“Senza offesa” è un’offesa

senza offesa

Stasera stavo tornando a casa e ho incontrato due giovani che somigliavano ai due hippie di “Un sacco bello”, tutti e due coi rasta colorati. Lei fa a lui: “Scusa ma, perché quella mi ha detto, senza offesa?” e lui a lei: “Mah? Saranno stati i capelli!”

Ho provato a immaginare il tipo di incontro che avevano appena fatto, magari con una donnetta di ennemila anni dentro ad un fruttivendolo, o con una donnina con cane piccolo e cappello. E mi sono messo a ridere pensando che effettivamente, “senza offesa” è un’offesa. Senza dubbio.

Ho cercato di ricordarmi di tutte le volte che mi è capitato di sentirlo e proprio mai era per fare un complimento. Sì, ma senza offesa però.

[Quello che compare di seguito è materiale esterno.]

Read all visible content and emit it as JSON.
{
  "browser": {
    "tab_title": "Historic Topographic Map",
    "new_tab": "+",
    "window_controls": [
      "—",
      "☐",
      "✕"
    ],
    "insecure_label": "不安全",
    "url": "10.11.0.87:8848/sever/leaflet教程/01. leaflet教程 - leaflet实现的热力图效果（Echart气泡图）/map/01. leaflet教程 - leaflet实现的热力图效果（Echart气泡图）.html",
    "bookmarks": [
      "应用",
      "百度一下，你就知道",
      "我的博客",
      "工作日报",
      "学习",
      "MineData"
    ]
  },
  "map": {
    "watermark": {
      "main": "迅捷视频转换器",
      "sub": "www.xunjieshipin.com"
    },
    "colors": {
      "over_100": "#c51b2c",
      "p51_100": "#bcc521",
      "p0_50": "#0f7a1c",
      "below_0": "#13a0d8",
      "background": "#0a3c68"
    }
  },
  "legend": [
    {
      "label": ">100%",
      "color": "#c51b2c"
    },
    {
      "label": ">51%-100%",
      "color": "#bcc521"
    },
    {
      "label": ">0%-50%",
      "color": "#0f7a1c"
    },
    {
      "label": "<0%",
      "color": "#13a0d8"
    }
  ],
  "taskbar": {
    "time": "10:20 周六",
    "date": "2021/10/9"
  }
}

Tipo quando ero in profumeria e alla nauseabonda studentessa in fila davanti a me che aveva appena comprato dei detersivi, la commessa mise nella borsa dei campioncini di profumo: “Senza offesa!”

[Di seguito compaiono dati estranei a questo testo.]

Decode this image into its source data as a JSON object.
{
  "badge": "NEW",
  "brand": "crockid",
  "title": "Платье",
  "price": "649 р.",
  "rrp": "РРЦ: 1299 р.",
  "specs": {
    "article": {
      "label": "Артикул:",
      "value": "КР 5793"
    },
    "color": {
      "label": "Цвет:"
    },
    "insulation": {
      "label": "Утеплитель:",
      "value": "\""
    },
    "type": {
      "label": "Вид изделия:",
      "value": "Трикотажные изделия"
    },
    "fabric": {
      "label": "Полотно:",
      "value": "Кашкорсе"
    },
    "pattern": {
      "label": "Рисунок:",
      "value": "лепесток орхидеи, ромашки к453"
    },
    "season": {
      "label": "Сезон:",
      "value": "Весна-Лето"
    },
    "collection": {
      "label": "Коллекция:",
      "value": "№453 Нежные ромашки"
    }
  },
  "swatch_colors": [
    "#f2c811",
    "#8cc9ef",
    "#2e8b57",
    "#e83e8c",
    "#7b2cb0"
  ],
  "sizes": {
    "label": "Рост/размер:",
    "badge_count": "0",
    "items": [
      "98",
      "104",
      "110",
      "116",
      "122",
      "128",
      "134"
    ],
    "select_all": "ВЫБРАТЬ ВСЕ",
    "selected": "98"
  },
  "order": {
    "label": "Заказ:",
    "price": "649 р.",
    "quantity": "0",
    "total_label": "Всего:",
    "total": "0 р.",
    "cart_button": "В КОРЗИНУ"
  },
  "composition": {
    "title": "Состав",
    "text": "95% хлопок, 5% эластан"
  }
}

Oppure quando al ristorante, il cameriere, guardandomi, mi mise sul tavolo un pezzo di dolce avanzato al compleanno accanto: “Lo mangi te, vero? Senza offesa!”

O quando alla giovane vedova che aveva noleggiato un tristissimo film d’amore, il ragazzo del Blockbuster regalò i pop corn: “se le fa piacere, senza offesa!”

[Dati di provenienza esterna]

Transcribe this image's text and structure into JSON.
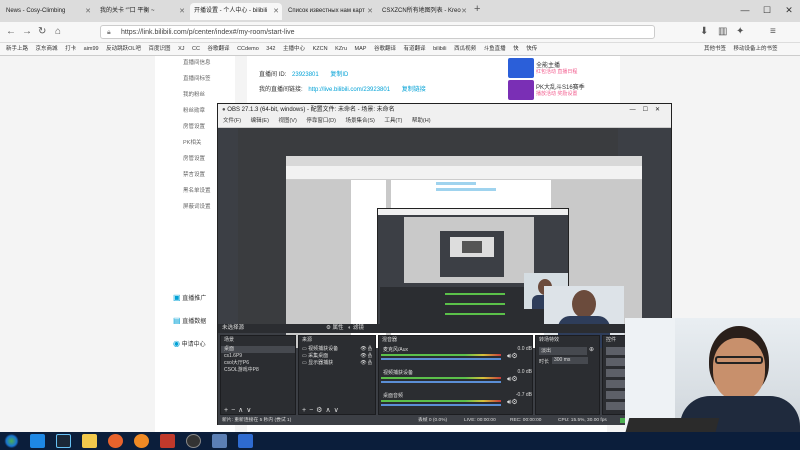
{
  "browser": {
    "tabs": [
      {
        "label": "News - Cosy-Climbing",
        "active": false
      },
      {
        "label": "我的关卡 “”口 平衡 ~",
        "active": false
      },
      {
        "label": "开播设置 - 个人中心 - bilibili",
        "active": true
      },
      {
        "label": "Список известных нам карт",
        "active": false
      },
      {
        "label": "CSXZCN所有地图列表 - Kreo",
        "active": false
      }
    ],
    "url": "https://link.bilibili.com/p/center/index#/my-room/start-live",
    "bookmarks": [
      "新手上路",
      "京东商城",
      "打卡",
      "aim99",
      "反动跳跃OL吧",
      "百度识图",
      "XJ",
      "CC",
      "谷歌翻译",
      "CCdemo",
      "342",
      "主播中心",
      "KZCN",
      "KZru",
      "MAP",
      "谷歌翻译",
      "有道翻译",
      "bilibili",
      "西瓜视频",
      "斗鱼直播",
      "快",
      "快传"
    ],
    "bookmarks_right": [
      "其他书签",
      "移动设备上的书签"
    ]
  },
  "bili": {
    "sidebar_items": [
      "直播间信息",
      "直播间标签",
      "我的粉丝",
      "粉丝勋章",
      "房管设置",
      "PK相关",
      "房管设置",
      "禁言设置",
      "黑名单设置",
      "屏蔽词设置"
    ],
    "sidebar_bottom": [
      "直播推广",
      "直播数据",
      "申请中心"
    ],
    "room_id_label": "直播间 ID:",
    "room_id": "23923801",
    "copy_label": "复制ID",
    "room_link_label": "我的直播间链接:",
    "room_link": "http://live.bilibili.com/23923801",
    "copy_link": "复制链接",
    "promo1_title": "全能主播",
    "promo1_links": [
      "红包活动",
      "直播日程"
    ],
    "promo2_title": "PK大乱斗S16赛季",
    "promo2_links": [
      "播放活动",
      "奖励设置"
    ]
  },
  "obs": {
    "title": "OBS 27.1.3 (64-bit, windows) - 配置文件: 未命名 - 场景: 未命名",
    "menu": [
      "文件(F)",
      "编辑(E)",
      "视图(V)",
      "停靠窗口(D)",
      "场景集合(S)",
      "工具(T)",
      "帮助(H)"
    ],
    "source_label": "未选择源",
    "props_button": "属性",
    "filters_button": "滤镜",
    "panels": {
      "scenes": "场景",
      "sources": "来源",
      "mixer": "混音器",
      "transitions": "转场特效",
      "controls": "控件"
    },
    "scenes": [
      "桌面",
      "cs1.6P9",
      "csol大厅P6",
      "CSOL游戏中P8"
    ],
    "sources": [
      "视频捕获设备",
      "采集桌面",
      "显示器捕获"
    ],
    "mixer": [
      {
        "name": "麦克风/Aux",
        "db": "0.0 dB"
      },
      {
        "name": "视频捕获设备",
        "db": "0.0 dB"
      },
      {
        "name": "桌面音频",
        "db": "-0.7 dB"
      }
    ],
    "transition": "淡出",
    "duration_label": "时长",
    "duration": "300 ms",
    "status": {
      "scene_info": "新片: 重新连接在 5 秒内 (尝试 1)",
      "dropped": "丢帧 0 (0.0%)",
      "live": "LIVE: 00:00:00",
      "rec": "REC: 00:00:00",
      "cpu": "CPU: 15.5%, 30.00 fps"
    }
  },
  "taskbar": {
    "apps": [
      "start",
      "ie",
      "steam",
      "explorer",
      "firefox",
      "firefox2",
      "cs",
      "obs",
      "media",
      "kz"
    ]
  },
  "colors": {
    "bili_blue": "#00a1d6",
    "obs_bg": "#3c3f45",
    "taskbar": "#0b1e3b"
  }
}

Oppure di quella volta che l’allenatore mi spostò dall’attacco alla difesa, tanto io goal non lo facevo: “senza offesa, eh!”

O ogni volta che a un omino che sta ritto coi fili, qualcuno in tram dice: “Si metta a sedere qui, senza offesa!”

O anche quando all’amica che aveva rotto a metà il tappo di una bottiglia di Brunello, strappai di mano il cavatappi e dissi: “Faccio io… Senza offesa!”

O quando ero in gita a vedere i cunicoli della Napoli sotterranea e il buontempone che faceva da guida mi disse: “Guagliò è stretto! E’ meglio se ti metti ultimo, senza offesa!”

E io gli risposi: “Tu stiantassi! Senza offesa!”